The High Court in Johannesburg on Thursday dismissed an urgent application with costs by Cell C against a banner critical of service at one of its retail outlets.

Judge Sharise Weiner found that the poster's damage had already been done.

She also found that disgruntled client, businessman George Prokas, had alerted the network provider to his intention to erect the banner before it went up.

The apparently professionally printed banner, bearing the Cell C logo, was prominently displayed on a wall outside the WorldWear Mall on Beyers Naude Drive on November 6.

"The most useless service provider in SA - Cell C Sandton City," it read.

It gave the name of the franchise manager and his phone number, and claimed he had said his "unnamed executive head refuses to assist the customer".

The franchise manager submitted that the statement was defamatory.

However, Weiner found that in Prokas's view, what he had put up was true.

She said criticism was protected as long as it held fair comment.

Weiner dismissed Cell C's urgent application. "The application is not urgent," she said.

The dispute arose when Prokas took a phone for his son with Cell C in 2013.

However, the phone's number belonged to someone else, who had run up a bill of R5000 by the time Prokas ended the stop-order for the phone in October last year.

Prokas found out only when he was told he was listed as a bad debtor because of the unpaid R5000 when he tried to buy a car earlier in 2014.
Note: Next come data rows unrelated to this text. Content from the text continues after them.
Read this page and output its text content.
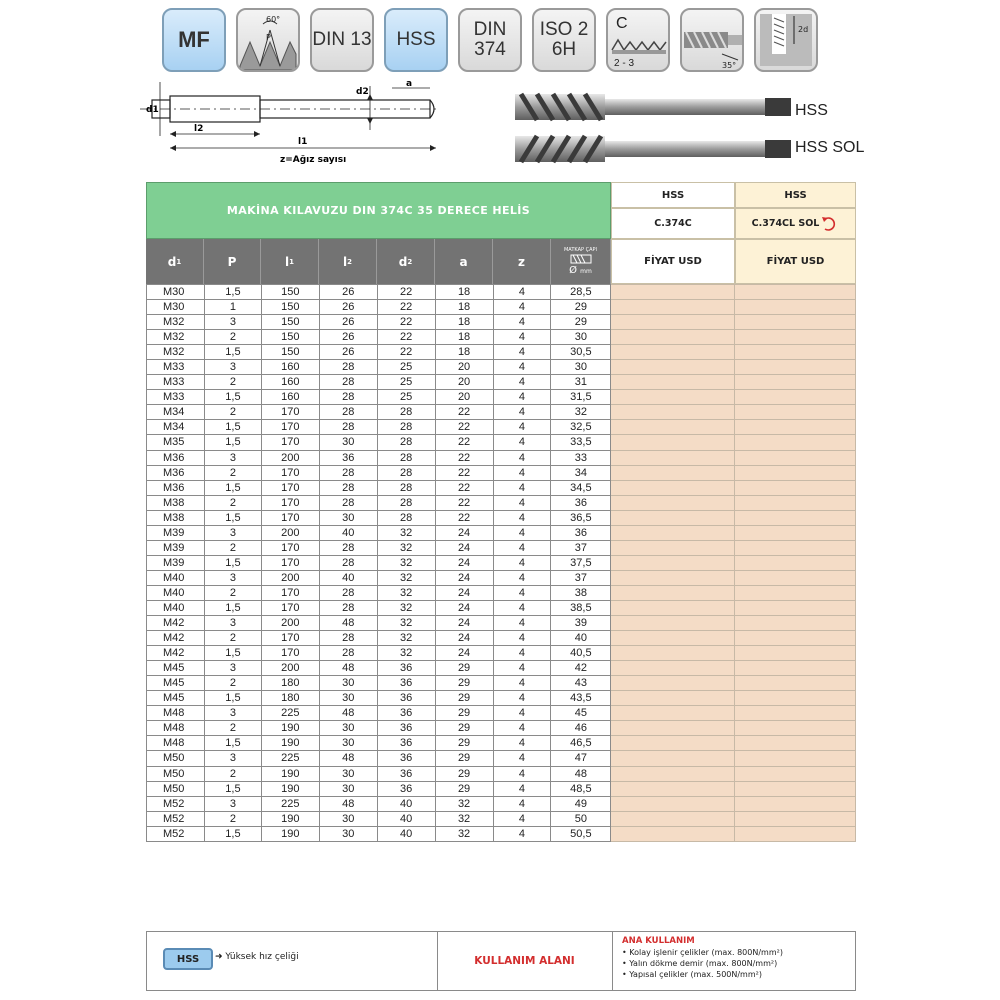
MF
60°
P DIN 13 HSS DIN
374
ISO 2
6H
C
2 - 3	35°
2d
d1
d2
a
l2
l1
z=Ağız sayısı
HSS
HSS SOL
MAKİNA KILAVUZU DIN 374C 35 DERECE HELİS
HSS	HSS
C.374C	C.374CL SOL
d 1	P	l 1	l 2	d 2	a	z
MATKAP ÇAPI
Ø mm
FİYAT USD	FİYAT USD
M30	1,5	150	26	22	18	4	28,5		
M30	1	150	26	22	18	4	29		
M32	3	150	26	22	18	4	29		
M32	2	150	26	22	18	4	30		
M32	1,5	150	26	22	18	4	30,5		
M33	3	160	28	25	20	4	30		
M33	2	160	28	25	20	4	31		
M33	1,5	160	28	25	20	4	31,5		
M34	2	170	28	28	22	4	32		
M34	1,5	170	28	28	22	4	32,5		
M35	1,5	170	30	28	22	4	33,5		
M36	3	200	36	28	22	4	33		
M36	2	170	28	28	22	4	34		
M36	1,5	170	28	28	22	4	34,5		
M38	2	170	28	28	22	4	36		
M38	1,5	170	30	28	22	4	36,5		
M39	3	200	40	32	24	4	36		
M39	2	170	28	32	24	4	37		
M39	1,5	170	28	32	24	4	37,5		
M40	3	200	40	32	24	4	37		
M40	2	170	28	32	24	4	38		
M40	1,5	170	28	32	24	4	38,5		
M42	3	200	48	32	24	4	39		
M42	2	170	28	32	24	4	40		
M42	1,5	170	28	32	24	4	40,5		
M45	3	200	48	36	29	4	42		
M45	2	180	30	36	29	4	43		
M45	1,5	180	30	36	29	4	43,5		
M48	3	225	48	36	29	4	45		
M48	2	190	30	36	29	4	46		
M48	1,5	190	30	36	29	4	46,5		
M50	3	225	48	36	29	4	47		
M50	2	190	30	36	29	4	48		
M50	1,5	190	30	36	29	4	48,5		
M52	3	225	48	40	32	4	49		
M52	2	190	30	40	32	4	50		
M52	1,5	190	30	40	32	4	50,5		
HSS	➜ Yüksek hız çeliği	KULLANIM ALANI
ANA KULLANIM
• Kolay işlenir çelikler (max. 800N/mm²)
• Yalın dökme demir (max. 800N/mm²)
• Yapısal çelikler (max. 500N/mm²)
He sought to have the bill waived by Cell C and to be removed from the list of bad debtors by the end of October this year.

When the situation had not changed by the end of October, Prokas threatened, in e-mail correspondence with Cell C, to put up the banner unless his complaints were dealt with.

He did so when his complaints were allegedly not dealt with.

Prokas indicated that he was not responsible for alterations to the banner made at the weekend, so it read: "Cell C the most useful cellular provider". It is not known who altered the banner.